“I was backpacking the islands of Hawaii spring of 2016 and met a guy who was living there at the time.
So the day we met, Marcel had been camping in a valley and had to hike out in a downpour. The waist-high river on the way in had turned shoulder deep, and he was drenched on his steep climb up the valley ridge. What kept him going was daydreaming about a new girl that he had yet to meet.
He hitchhiked straight from the edge of the valley to the laundromat to dry out his clothing and gear. Meanwhile, I had just finished my two weeks working on an organic farm and headed to the laundromat to wash everything and find my next adventure. I walked in with my backpack and the first person I saw was him. He said, “Hey, do I know you?” And then we chatted the next few hours doing our laundry. I needed a place to sleep that night and he was staying on a property with $3 tent camping so we hitchhiked in the rain together back to there and I ended up staying in his cabin instead!
Over the next four days, we got to know each other better and went on an off-roading camping adventure and I knew he was my soulmate. We planned to meet up again a few months later to go to Burning Man and then hitchhike around the West Coast.

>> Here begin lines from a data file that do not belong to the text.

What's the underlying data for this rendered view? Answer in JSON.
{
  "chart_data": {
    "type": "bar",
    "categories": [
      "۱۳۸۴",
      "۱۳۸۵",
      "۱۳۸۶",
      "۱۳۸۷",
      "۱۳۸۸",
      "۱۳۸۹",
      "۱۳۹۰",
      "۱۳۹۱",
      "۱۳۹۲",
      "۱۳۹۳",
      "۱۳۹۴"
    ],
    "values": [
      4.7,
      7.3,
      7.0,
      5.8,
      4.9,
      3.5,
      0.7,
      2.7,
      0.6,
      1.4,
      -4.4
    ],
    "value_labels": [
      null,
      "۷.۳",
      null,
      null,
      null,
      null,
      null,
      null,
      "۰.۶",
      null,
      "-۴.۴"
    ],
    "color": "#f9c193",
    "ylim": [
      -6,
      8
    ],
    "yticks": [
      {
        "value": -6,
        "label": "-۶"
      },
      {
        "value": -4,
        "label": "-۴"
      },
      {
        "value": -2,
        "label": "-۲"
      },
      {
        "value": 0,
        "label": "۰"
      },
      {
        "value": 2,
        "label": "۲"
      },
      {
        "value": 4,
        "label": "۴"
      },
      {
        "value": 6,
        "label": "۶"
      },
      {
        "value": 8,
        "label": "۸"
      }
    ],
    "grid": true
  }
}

It was on that trip that I fell in love for the first time.
We had made our way into Oregon and picked up poison oak all over our lower halves at some hot springs. As we finally began to heal and could finally cuddle again without pain, I was by a river in the Redwoods National Park washing out our cooking pan when I was overcome with a warm bubbly feeling that I could only identify as romantic love.
Since then we have done our own travels and traveled together. We’ve learned to partner dance and cook amazing meals and set up the perfect camping zone. We practice open communication and encourage each other to express our feelings and live true to ourselves. We do not use labels but are in a non-monogamous relationship based on trust and honesty.
My advice to other female travelers who just found love is to be open and honest with your partner.
You are better off discussing your feelings when they come up, rather than waiting until it blows up into something more than it ever should have been. Be true to yourself and recognize if your relationship is changing you, and set up boundaries to protect yourself if you need to.
And finally, don’t let other people and society define your relationship. Especially as travelers, relationships may need to be fluid. Think about the context around words like “girlfriend”, “boyfriend”, “wife”, “exclusive”. Don’t force yourself to be boxed in by the culture’s context of relationships. Boxes are for box people, and we’re just having fun together.”